Il video diffuso dall’IS della barbara esecuzione del pilota giordano Muath Kasasbeh, ostaggio dei jihadisti dal 24 dicembre, ha riportato di stretta attualità il dibattito sulla strategia comunicativa dei miliziani dello Stato Islamico rilanciando anche la discussione sulle loro capacità di utilizzo delle nuove tecnologie e il ruolo che stanno avendo i media tradizionali.
Di fronte alla decisione di pubblicare o meno il video, alcune redazioni hanno optato per la prima mentre la grande maggioranza si è limitata all’inserimento di brevi frammenti o fermi immagine.
IS sembra perseguire i propri obiettivi secondo una strategia lineare di comunicazione: esercita violenza e comunica con una pluralità di media, diversificando i messaggi.
La vera novità di IS è che per la prima volta ci troviamo di fronte a una regia competente nell’uso dei diversi strumenti mediali, non solo delle tecniche, nel quadro di una più complessa regia politica e militare di consolidamento dell’islam radicale e jihadista all’interno di un territorio geografico.
Il video dell’uccisione del pilota giordano può apparire il tentativo di ristabilire la propria immagine vincente e violenta dopo la rilevante sconfitta che lo Stato Islamico ha subito a Kobane, trasformata negli scorsi mesi in un luogo simbolico della propaganda jihadista. Paolo Maggiolini e Matteo Colombo, partendo da questi eventi, analizzano in un commentary la reazione della comunità internazionale e della Giordania alla nuova sfida dello Stato Islamico.

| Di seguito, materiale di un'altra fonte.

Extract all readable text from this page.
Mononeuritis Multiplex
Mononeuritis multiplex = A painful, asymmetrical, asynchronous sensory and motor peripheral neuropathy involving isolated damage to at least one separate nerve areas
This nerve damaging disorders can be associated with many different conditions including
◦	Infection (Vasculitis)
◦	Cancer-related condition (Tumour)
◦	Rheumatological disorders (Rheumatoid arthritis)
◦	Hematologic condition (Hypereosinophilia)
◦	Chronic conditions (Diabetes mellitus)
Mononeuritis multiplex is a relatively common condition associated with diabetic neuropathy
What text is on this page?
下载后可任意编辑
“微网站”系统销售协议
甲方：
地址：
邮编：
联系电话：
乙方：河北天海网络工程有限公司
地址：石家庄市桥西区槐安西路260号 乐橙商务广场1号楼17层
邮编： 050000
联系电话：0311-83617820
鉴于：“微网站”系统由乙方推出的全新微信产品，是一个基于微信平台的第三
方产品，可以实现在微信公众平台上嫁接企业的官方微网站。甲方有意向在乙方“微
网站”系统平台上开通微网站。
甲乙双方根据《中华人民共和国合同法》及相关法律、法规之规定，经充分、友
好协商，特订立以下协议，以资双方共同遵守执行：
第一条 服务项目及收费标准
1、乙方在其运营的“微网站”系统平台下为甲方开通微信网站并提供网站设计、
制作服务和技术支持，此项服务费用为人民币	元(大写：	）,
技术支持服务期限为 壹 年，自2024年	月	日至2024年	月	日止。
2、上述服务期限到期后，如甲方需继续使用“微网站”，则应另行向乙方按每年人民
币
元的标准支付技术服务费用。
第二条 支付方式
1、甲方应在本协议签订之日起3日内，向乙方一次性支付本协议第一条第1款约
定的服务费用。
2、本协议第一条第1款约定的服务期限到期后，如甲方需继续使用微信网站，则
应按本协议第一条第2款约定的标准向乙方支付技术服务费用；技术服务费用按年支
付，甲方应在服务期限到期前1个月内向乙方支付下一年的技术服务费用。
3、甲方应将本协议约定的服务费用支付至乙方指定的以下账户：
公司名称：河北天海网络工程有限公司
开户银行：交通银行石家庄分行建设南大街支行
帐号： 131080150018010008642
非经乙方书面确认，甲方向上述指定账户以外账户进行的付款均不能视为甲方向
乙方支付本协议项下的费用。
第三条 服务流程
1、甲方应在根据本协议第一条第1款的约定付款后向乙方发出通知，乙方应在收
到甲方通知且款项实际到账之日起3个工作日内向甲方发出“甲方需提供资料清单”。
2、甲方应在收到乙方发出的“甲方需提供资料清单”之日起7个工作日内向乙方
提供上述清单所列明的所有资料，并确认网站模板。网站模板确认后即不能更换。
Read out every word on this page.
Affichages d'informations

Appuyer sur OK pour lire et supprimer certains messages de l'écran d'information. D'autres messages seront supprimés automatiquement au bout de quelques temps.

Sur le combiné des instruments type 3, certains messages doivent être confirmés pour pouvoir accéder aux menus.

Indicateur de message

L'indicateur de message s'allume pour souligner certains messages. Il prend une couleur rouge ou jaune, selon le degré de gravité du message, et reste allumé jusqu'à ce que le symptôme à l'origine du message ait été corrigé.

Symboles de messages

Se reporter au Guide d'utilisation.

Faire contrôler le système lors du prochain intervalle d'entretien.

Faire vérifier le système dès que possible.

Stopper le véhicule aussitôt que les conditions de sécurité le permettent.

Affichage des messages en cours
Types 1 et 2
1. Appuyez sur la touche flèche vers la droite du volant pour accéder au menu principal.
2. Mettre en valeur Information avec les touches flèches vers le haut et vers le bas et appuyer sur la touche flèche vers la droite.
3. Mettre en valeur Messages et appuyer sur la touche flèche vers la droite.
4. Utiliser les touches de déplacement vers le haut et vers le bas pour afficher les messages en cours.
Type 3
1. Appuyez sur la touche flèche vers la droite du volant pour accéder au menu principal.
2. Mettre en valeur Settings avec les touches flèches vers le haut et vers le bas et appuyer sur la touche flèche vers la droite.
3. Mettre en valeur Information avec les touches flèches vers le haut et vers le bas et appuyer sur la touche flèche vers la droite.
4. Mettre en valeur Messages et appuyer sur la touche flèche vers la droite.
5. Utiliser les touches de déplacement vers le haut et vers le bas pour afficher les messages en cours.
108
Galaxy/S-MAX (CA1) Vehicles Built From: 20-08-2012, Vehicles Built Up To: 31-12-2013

Fox News, unico broadcaster americano che ha deciso di trasmettere la versione integrale del video, difende la sua scelta spiegando che si è voluto dar testimonianza del livello di violenza e barbarie dei miliziani dell’ISIS.
Secondo i sostenitori del sì, la decisione di molte testate di fare una scelta opposta appellandosi a una certa “sensibilità giornalistica” non ha fatto aumentare la consapevolezza del fenomeno Stato islamico né tantomeno delle sue vittime in quanto può non bastare raccontarlo a parole.
Infine, questa scelta è spesso giustificata facendo riferimento al fatto che il video è comunque disponibile sulla rete e un’eccessiva scrupolosità dei media tradizionali potrebbe spingere l’audience verso terreni informativi ben meno affidabili.
Malcolm Nance, direttore del TAPSTRI ed esperto di antiterrorismo, spiega su The Guardian che queste organizzazioni terroristiche hanno bisogno di una piattaforma per propagandare il loro messaggio e la pubblicazione di questi materiali fa esattamente il loro gioco.
Secondo Nance, la divulgazione del video potrebbe anche mettere a repentaglio la vita degli altri ostaggi in quanto l’eco mediatica delle loro esecuzioni potrebbe essere addirittura più utile che il riscatto pagato per la loro liberazione.
Infine, come consiglia Andreas Whittam Smith su The Independent, in questa decisione bisogna tenere in considerazione anche la necessità di non offendere la sensibilità del pubblico e bisogna evitare che i media possano rendersi, involontariamente, complici della propaganda di queste organizzazioni terroristiche.